Так что в четверг мы уже ехали в родные места! Железнодорожное сообщение стало просто отвратительным. Дома я появился только около двадцати трех часов. Вальтрауд все еще ждала меня. Мы рассчитывали добраться до дома вместе с директором молочной фермы Любитцем, но у него случилось что‑то вроде апоплексического удара. Так что эту ночь я провел у Вальтрауд, снова переночевав в моей старой комнате с креслом‑качалкой. Как много воспоминаний…

Утром я уже ехал домой, напросившись в попутчики к водителю почтовой машины. Как же было чудесно снова оказаться в Мютценове. Зима окончательно вступила в свои права. Луга около Неннингсвальде, затопленные водой, замерзли, там теперь сплошной каток длиной в пару километров. Все деревенские ребята катаются там, как и каждую зиму.

По вечерам туда теперь приезжает целая компания на санях, либо из Кругберга, либо из «Герман Родес Визеннанг». Это небольшое промышленное предприятие. Каждый раз одни за другими появляются в скором темпе пять саней и опрокидывают сидящих в них девушек прямо в снег! Чертовски весело! Папа с мамой теперь ничего не говорят, когда я поздно прихожу домой. Мне больше всего нравится таскать на себе мои гражданские тряпки, но девушки всегда просят, чтобы я появлялся в своей морской униформе. Мы все вместе много хохочем, они неизменно величают себя «старушками» и отпускают незамысловатые шуточки.

Вальтрауд в субботу приехала домой. Мы с ней, как это всегда бывает, проговорили до поздней ночи. В Штольпе ей пришлось многое пережить. Но ее самой большой любовью по‑прежнему остается Ганс, у нее есть большая цветная картина, где они оба перерисованы с одной фотографии.

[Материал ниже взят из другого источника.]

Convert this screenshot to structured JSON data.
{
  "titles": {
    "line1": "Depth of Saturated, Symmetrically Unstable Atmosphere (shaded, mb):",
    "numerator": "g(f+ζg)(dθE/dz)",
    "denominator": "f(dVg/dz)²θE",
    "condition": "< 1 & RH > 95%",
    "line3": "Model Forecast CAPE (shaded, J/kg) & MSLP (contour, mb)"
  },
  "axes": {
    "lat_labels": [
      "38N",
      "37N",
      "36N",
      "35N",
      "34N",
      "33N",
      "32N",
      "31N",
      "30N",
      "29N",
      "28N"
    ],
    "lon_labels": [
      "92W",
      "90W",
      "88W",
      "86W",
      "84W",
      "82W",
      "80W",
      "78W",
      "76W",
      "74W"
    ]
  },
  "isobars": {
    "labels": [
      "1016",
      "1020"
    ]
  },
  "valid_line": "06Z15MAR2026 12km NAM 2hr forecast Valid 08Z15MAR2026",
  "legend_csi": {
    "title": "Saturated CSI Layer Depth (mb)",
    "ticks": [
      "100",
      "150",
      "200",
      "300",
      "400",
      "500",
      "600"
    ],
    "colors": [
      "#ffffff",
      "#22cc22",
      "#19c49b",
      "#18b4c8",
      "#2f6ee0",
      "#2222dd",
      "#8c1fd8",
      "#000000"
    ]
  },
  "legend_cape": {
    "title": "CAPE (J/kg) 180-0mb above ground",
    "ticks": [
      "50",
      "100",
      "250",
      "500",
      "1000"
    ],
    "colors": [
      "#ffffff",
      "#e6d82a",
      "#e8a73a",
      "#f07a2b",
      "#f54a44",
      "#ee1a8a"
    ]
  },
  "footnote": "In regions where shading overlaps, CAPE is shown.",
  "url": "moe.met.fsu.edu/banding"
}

Довольно странно, но я никогда не расспрашивал сестру о Гансе. Возможно, причина этого в том, что Ганс служит в СС? Во время своего последнего отпуска он рассказывал нам, что в России свирепствует голод, так что солдаты за кусок хлеба могут иметь девушку. Я совершенно не могу себе этого представить. Ганс также как‑то упомянул о том, что его боевые товарищи ведут себя так, что и представить совершенно невозможно. Что же он при этом имел в виду? Вальтрауд тоже точно не знает, потому что он не захотел больше говорить об этом.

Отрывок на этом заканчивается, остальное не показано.